Different boards, same problem - All lack diversity

By Te Ao with MOANA
Four wāhine Māori candidates supporting each other in the Auckland local body elections. (Near to far) Frances Smiler-Edwards, Paula Bold-Wilson, Nerrisa Henry and Kerrin Leonie.  Photo/File. 

Local bodies do not reflect the cultural diversity of the communities they represent, several local body leaders and candidates have told Te Ao with Moana. 

Frances Smiler-Edwards (Ngāti Kahungunu, Ngāti Porou, Ngāti Whare, Ngāti Manawa), a first-time candidate and old-hand behind the scenes in the Labour Party, says there is little recognition of the diverse Auckland community she has put her name forward to represent.

“The current incumbent board does not reflect the community we are today. We have a very diverse community and as you go around seeing there aren’t many full photograph hoardings up and that, this is my own opinion, that is because they do not reflect the community we have today.”

Wellington Deputy Mayor Jill Day (Ngāti Tūwharetoa) says her own council has room for improvement, particularly in its level of Māori representation. 

“I think probably in Pōneke, I haven’t seen a massive change yet. I’m hoping, I have seen more around Aotearoa, more change coming in that way, but I think we’ve still got a long way to go to make sure our councils are you know bi-culturally competent.”

Out-going Dunedin Mayor Dave Cull also acknowledges his council lacks diversity.

“I think it would be fair to say the vast majority are men, probably Pākehā, older men, and that’s probably reflected all around the country. We definitely need our councils to better reflect our communities.”
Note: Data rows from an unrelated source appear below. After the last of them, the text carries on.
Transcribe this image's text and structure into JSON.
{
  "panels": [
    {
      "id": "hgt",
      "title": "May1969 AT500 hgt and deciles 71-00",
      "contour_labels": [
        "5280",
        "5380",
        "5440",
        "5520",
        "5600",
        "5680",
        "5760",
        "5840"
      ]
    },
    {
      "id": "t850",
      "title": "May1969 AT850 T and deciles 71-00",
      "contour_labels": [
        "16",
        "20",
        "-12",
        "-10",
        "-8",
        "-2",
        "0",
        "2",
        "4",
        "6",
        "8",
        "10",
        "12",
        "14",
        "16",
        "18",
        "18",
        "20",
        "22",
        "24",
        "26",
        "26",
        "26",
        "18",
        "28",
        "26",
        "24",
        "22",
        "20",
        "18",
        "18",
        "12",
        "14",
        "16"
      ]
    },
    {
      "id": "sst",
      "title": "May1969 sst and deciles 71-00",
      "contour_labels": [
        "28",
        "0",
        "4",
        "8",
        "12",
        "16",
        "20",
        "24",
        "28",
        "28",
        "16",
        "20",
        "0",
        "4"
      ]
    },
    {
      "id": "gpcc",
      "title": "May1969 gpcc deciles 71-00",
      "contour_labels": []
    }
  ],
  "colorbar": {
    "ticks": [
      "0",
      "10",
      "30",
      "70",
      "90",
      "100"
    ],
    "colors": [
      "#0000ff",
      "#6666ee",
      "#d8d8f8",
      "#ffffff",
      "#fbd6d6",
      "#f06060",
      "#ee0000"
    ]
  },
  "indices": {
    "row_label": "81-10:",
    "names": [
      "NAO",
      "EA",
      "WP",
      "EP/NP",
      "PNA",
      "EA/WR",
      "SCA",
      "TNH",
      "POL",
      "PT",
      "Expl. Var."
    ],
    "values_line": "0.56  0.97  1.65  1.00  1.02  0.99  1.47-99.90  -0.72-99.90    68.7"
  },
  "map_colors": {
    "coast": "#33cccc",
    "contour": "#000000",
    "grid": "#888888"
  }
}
Paula Bold-Wilson (Te Arawa), an elected member of the Henderson-Massey local board in Auckland, says Māori candidates should ignore naysayers who say Māori will not support them at the ballot box.

“So I remember last time when I was standing for the first time and a woman said to me, 'you know what, you won’t get on because your people just don’t vote.' And instead of getting all upset, you know, that just motivated me to, yeah, encourage our whānau to vote because your vote does matter.”

Deputy Mayor Day says local bodies have so much influence over people's lives that it really is vital they vote.

“So it’s really important that people vote in local body elections because from the moment you get up in the morning till when you go to bed at night you’re engaged with council facilities throughout the day.

"From brushing your teeth in the morning and using the water that’s running out of your tap, flushing the toilet, maybe jumping in your car driving along the road, your rubbish will need to be collected, the parks that you maybe take your children to play their sports, play games, libraries that we go and get our books from, swimming pools.”